Materials and methods

Drosophila stocks

All Drosophila strains were cultured on standard media at 25 °C. The following stocks were used: 24B-GAL4 (BDSC 1767; Brand & Perrimon, 1993); elav-GAL4[2] (BDSC 8765; (Luo, Liao, Jan, & Jan, 1994); Cac-GFP (Matkovic et al., 2013); Syt4^BA1 (Adolfsen, Saraswati, Yoshihara, & Littleton, 2004); Nlg1^ex3.1 (Banovic et al., 2010); UAS-Syx4A, Syx4⁷³, Syx4^PRE (Harris et al., 2016).

Electrophysiology

Wandering third instar larvae were dissected in HL3 saline (Stewart, Atwood, Renger, Wang, & Wu, 1994) for evoked release experiments and in HL3.1 saline (Feng, Ueda, & Wu, 2004) for paired-pulse facilitation experiments.

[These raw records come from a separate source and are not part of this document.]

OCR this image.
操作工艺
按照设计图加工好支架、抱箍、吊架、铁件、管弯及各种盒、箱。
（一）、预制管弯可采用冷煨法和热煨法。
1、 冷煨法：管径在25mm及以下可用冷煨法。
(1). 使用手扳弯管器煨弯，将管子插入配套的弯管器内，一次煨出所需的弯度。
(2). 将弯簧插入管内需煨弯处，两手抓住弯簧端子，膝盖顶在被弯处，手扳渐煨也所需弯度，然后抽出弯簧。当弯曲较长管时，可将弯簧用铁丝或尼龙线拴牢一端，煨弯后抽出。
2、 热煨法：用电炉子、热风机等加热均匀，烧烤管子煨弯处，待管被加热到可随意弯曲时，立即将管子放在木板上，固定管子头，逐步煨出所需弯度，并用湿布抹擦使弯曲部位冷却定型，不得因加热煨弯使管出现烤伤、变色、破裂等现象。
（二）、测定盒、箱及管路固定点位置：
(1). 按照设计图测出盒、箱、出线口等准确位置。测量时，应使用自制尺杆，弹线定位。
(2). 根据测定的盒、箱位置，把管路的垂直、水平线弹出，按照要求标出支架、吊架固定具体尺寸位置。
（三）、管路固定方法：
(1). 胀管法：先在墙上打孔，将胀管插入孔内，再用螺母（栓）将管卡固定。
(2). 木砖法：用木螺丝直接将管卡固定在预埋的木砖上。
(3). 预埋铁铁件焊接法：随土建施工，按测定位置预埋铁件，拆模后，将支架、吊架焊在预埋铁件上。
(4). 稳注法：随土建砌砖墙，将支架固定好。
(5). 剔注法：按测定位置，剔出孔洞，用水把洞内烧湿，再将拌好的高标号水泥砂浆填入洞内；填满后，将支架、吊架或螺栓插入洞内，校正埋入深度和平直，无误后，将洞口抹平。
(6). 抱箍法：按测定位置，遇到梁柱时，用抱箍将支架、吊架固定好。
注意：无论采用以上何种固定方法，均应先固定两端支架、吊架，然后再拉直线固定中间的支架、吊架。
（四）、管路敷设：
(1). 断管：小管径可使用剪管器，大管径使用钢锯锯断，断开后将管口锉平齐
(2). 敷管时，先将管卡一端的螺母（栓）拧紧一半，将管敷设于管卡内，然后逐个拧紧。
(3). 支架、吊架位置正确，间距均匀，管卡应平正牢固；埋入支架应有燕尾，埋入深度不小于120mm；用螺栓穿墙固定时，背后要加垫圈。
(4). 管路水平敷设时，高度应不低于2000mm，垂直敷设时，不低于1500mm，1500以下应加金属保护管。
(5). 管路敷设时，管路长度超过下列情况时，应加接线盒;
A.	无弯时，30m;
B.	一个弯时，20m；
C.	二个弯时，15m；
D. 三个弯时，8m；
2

The final concentration of Ca²⁺ is indicated in each figure legend. Recordings were taken using an AxoClamp 2B amplifier (Axon Instruments, Burlingame, CA). A recording electrode was filled with 3M KCl and inserted into muscle 6 at abdominal segments A3 or A4. A stimulating electrode filled with saline was used to stimulate the severed segmental nerve. Miniature excitatory junctional potentials (mEJPs; minis) were recorded for 2 min and 16 nerve-evoked potentials (EJPs) were recorded at 1 Hz. Analyses were performed using Clampfit 10.0 software (Molecular Devices, Sunnyvale, CA). Quantal content was determined by dividing the average EJP amplitude of a given NMJ by the average mEJP amplitude from the same NMJ. Quantal content was corrected for nonlinear summation as described in McLachlan and Martin (1981). Calcium cooperativity was determined by log-transforming corrected quantal content and calcium concentration values and finding the slope of the linear regression.

Immunostaining

Larvae were reared at 25 °C and dissected at the third wandering instar stage. Larvae were dissected in HL3 solution and fixed for 10 min in 4% paraformaldehyde. Following washes in PBT (PBS containing 0.3% Triton X-100), larvae were blocked for 1 h in PBT containing 2% normal goat serum, incubated overnight with primary antibody at 4 °C, washed, incubated with secondary antibodies overnight at 4 °C, washed, and mounted in Vectashield (Vector Laboratories, Burlingame, CA, USA) for imaging. Antibodies were as follows: anti-Brp, 1:500 (DSHB nc82; Wagh et al., 2006); DyLight 649 conjugated anti-horseradish peroxidase, 1:1000 (Jackson ImmunoResearch, West Grove, PA, USA); rabbit anti-GFP Alexa Fluor 488, Alexa Fluor 546 goat anti-mouse, 1:400 (Thermo Fisher Scientific, Waltham, MA, USA). Images were acquired with a 63 × 1.4 NA oil-immersion objective (Carl Zeiss, Oberkochen, Germany).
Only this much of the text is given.